Ed è esattamente qui che entra in gioco l'escapismo israeliano. Israele ha superato il “punto di non ritorno”. Il suo destino è profondamente impresso in ogni bomba sganciata sui civili palestinesi. Israele non può fare niente per salvarsi. Non c'è una strategia d'uscita. Non può ricorrere al negoziato perché né gli israeliani né la loro dirigenza comprendono le coordinate fondamentali del conflitto. Israele non ha il potere militare necessario a concludere la battaglia. Può riuscire a uccidere i dirigenti palestinesi, lo ha fatto per anni, ma la resistenza e la persistenza palestinese si stanno rafforzando, non indebolendo. Come predisse un generale dei servizi segreti militari israeliani già all'epoca della prima Intifada, “Per vincere i palestinesi devono semplicemente sopravvivere”. Stanno sopravvivendo, e stanno vincendo.
La dirigenza israeliana lo sa. Israele ha già tentato di tutto: ritiro unilaterale, assedio con privazione del cibo e adesso sterminio. Pensava di sfuggire al pericolo demografico riducendosi a un piccolo familiare ghetto ebraico. Niente ha funzionato. È la persistenza palestinese in forma di politica dell'Hamas a definire il futuro della regione.
Agli israeliani non resta che aggrapparsi alla cecità e all'escapismo per ignorare un destino infausto che è già diventato immanente. Nella loro caduta gli israeliani intoneranno i soliti inni vittimisti. Essendo imbevuti di una visione della realtà egocentrica e suprematista, si concentreranno completamente sul proprio dolore restando insensibili a quello che infliggono agli altri.
Quando sganciano le loro bombe gli israeliani agiscono come un collettivo compatto formato da un solo uomo, ma non appena subiscono il minimo danno riescono a trasformarsi in monadi di vulnerabile innocenza. È questa discrepanza tra l'immagine che hanno di sé e il modo in cui noi li vediamo che trasforma l'israeliano in un mostruoso sterminatore.
È questa discrepanza che impedisce agli israeliani di conoscere la loro storia, è questa discrepanza che impedisce loro di capire i molti ripetuti tentativi di distruggere il loro Stato. È questa discrepanza che impedisce agli israeliani di comprendere il significato della Shoah per evitare che si ripeta. È questa discrepanza che impedisce agli israeliani di far parte dell'umanità.

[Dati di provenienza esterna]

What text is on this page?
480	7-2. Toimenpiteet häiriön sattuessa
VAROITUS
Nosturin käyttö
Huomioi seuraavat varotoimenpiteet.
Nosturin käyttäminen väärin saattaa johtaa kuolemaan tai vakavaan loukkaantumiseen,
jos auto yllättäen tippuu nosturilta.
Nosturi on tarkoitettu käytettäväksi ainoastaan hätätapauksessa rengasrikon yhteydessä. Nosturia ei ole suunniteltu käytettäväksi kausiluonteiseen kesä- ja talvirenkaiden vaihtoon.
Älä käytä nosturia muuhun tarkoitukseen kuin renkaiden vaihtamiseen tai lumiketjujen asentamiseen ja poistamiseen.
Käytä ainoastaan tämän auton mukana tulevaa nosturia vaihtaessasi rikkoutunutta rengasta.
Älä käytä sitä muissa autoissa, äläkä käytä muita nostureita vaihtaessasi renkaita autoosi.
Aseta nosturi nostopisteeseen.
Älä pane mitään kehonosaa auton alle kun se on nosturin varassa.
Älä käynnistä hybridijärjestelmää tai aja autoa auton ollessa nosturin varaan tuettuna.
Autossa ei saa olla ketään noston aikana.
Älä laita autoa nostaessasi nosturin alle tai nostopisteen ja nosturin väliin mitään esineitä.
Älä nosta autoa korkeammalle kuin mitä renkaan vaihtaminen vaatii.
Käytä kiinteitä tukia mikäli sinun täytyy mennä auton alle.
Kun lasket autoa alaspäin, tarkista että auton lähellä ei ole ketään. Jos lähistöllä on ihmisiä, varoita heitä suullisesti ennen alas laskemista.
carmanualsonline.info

Ancora una volta gli ebrei si troveranno a errare verso un destino sconosciuto. In un certo senso, io stesso ho da tempo iniziato il mio viaggio"
meraviglioso...!!! finalmente fuori dal recinto ! fuori dalla vergognosa miseria di un'informazione censurata e imbavagliata da servi e schiavi del potere imperialista isra-americano.